When there are multiple bars in the same region, it means that there are several C. briggsae clones that all match the region.
(I.e., the homologies produced automatically with each WormBase build -- roughly every 2 months?)
a. Go to the Wormbase ftp site by entering the following URL in your browser: ftp://ftp.wormbase.org/pub/wormbase/releases/current-production-release.
b. Download the two best blastp files in the species/bioproject folder: c_elegans.PRJNA13758.WS253.best_blastp_hits.txt.gz (elegans homolgies) and c_briggsae.PRJNA10731.WS253.best_blastp_hits.txt.gz (briggsae homologies)
c. Unpack the compressed files using a suitable software e.g. gunzip (linux)
d. The files have 15 columns delmited by a comma. The contents of the columns are as follows:
Column 1: Wormbase peptide accession number for elegans peptide Column 2: Wormbase peptide accession number for highest homology elegans peptide Column 3: e value for best elegans peptide/worm peptide hit Column 4: Ensemble accession number for highest homolgy ensemble sequence Column 5: e value for best elegans peptide/ensemble sequence hit Column 6: Wormbase peptide accession number for highest homolgy briggsae peptide Column 7: e value for best elegans peptide/briggsae peptide hit Column 8: Flybase accession number for highest homology fly protein Column 9: e value for best elegans peptide/fly protein hit Column 10: Saccharomyces Genome Database accession number from highest homology yeast protein Column 11: e value for best elegans peptide/yeast protein hit Column 12: Swissprot/Uniprot name from highest homology sequence Column 13: e value for best elegans peptide/swissprot sequence hit Column 14: TrEMBL accession number from highest homology sequence Column 15: e value for best elegans peptide/TrEMBL sequence hit
e. You might also want a file that maps Wormbase peptide accession numbers to the corresponding Gene in Wormbase (warning, a single gene may correspond to multiple peptides).
For this you will have to perform an AQL query on Wormbase: - on the banner at the top of the Wormbase homepage select "Searches" - select the top search from the resulting list, "Acedb Searches(AQL)" - copy paste the following text into the search text box:
select a, a->Cgc_name, c from a in class Gene, c in a->Molecular_name where c like "CE*" order by:1 asc
choose the "Text output" radio button and click Query ACeDB(the search may take a few minutes)

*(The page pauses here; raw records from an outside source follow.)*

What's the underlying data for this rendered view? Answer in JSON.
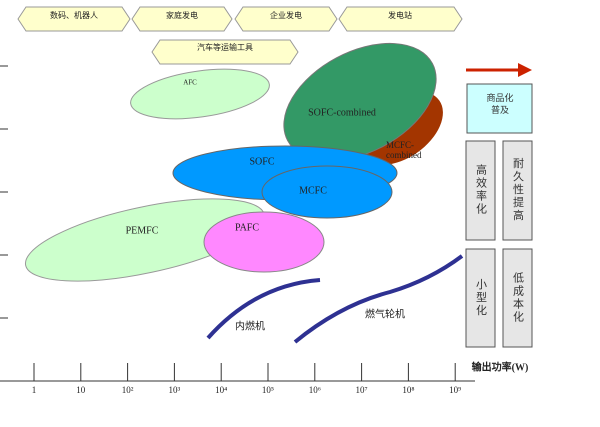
{
  "markets": [
    "数码、机器人",
    "家庭发电",
    "企业发电",
    "发电站"
  ],
  "transport": "汽车等运输工具",
  "fuel_cells": {
    "afc": "AFC",
    "sofc_combined": "SOFC-combined",
    "mcfc_combined": "MCFC-combined",
    "sofc": "SOFC",
    "mcfc": "MCFC",
    "pemfc": "PEMFC",
    "pafc": "PAFC"
  },
  "engines": [
    "内燃机",
    "燃气轮机"
  ],
  "power_axis": {
    "label": "输出功率(W)",
    "ticks": [
      "1",
      "10",
      "10²",
      "10³",
      "10⁴",
      "10⁵",
      "10⁶",
      "10⁷",
      "10⁸",
      "10⁹"
    ]
  },
  "trend": {
    "goal": "商品化普及",
    "improvements": [
      "高效率化",
      "耐久性提高",
      "小型化",
      "低成本化"
    ]
  }
}
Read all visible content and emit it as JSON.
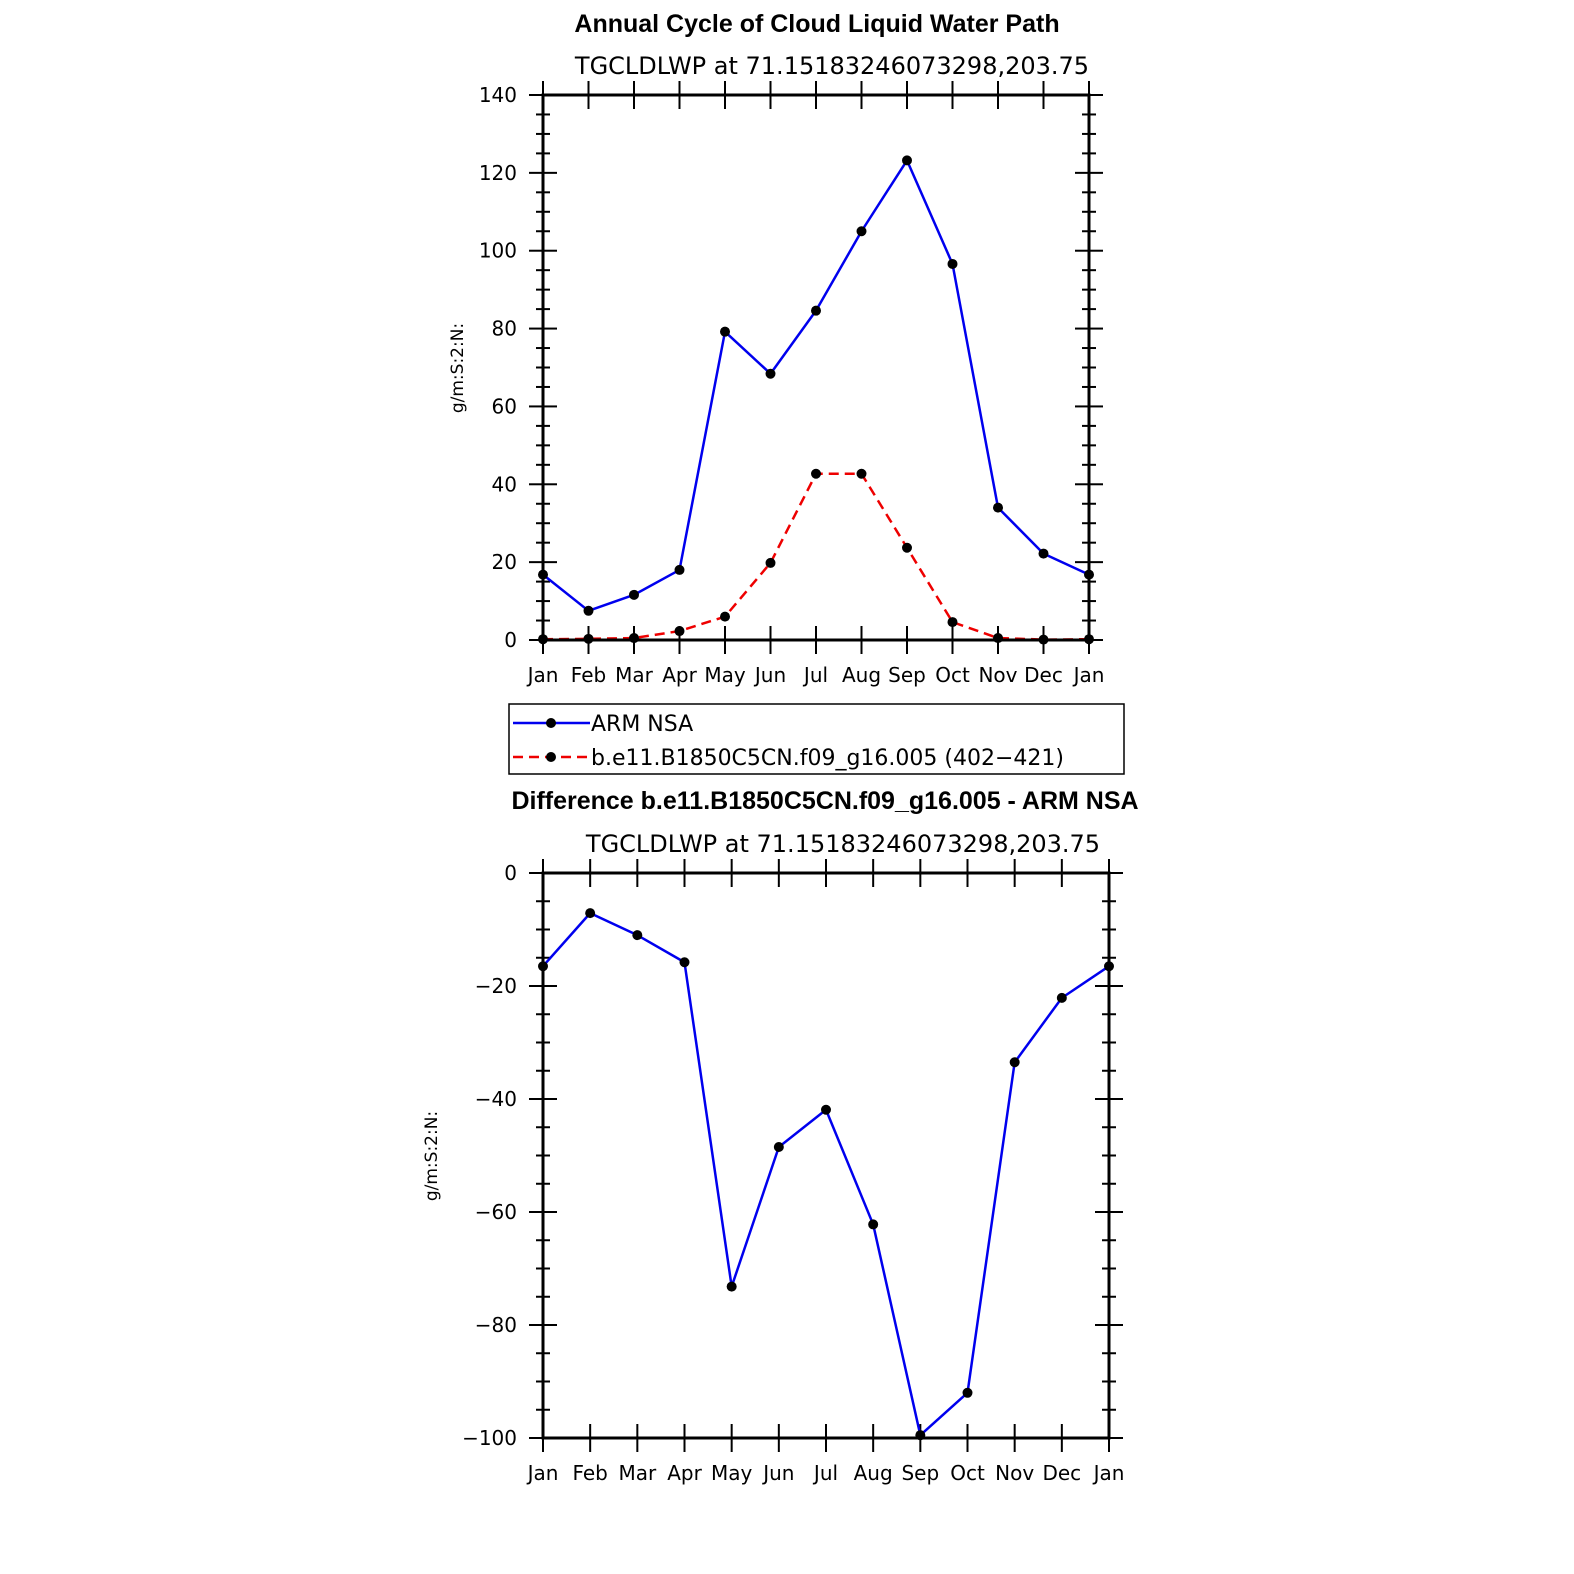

The resulting file contains a tab delimited mapping of Wormbase gene accession numbers to the CGC approved name for that gene (if it has one) to the peptide accession number for that gene. save the results file to your hard drive
You can download a file that lists best blastp match to human, fly, yeast, C. briggsae, SwissProt, and TrEMBL proteins for every C. elegans protein form the wormbase ftp site:
Current Release
The file name is best_blastp_hits.WSXXX.gz where XXX is the release number.
One possible way to retrieve those would be to download a C. elegans-C.briggsae ortholog file:
[Here](
ftp://ftp.wormbase.org/pub/wormbase/datasets-published/stein_2003/orthologs_and_orphans/orthologs.txt)
and C. briggsae gene sequences in fasta format (briggenes.fa.gz):Here
and write a script that would parse C. briggsae ortholog sequences based on C. elegans gene names.
Another way would be to use WormMart to get a list of genes with orthologs (filter by Homolog/Ortholog -> Homolog[Compara Orholog]). in the Attribute part you can select if you want to have the sequences or just a table of orthologs.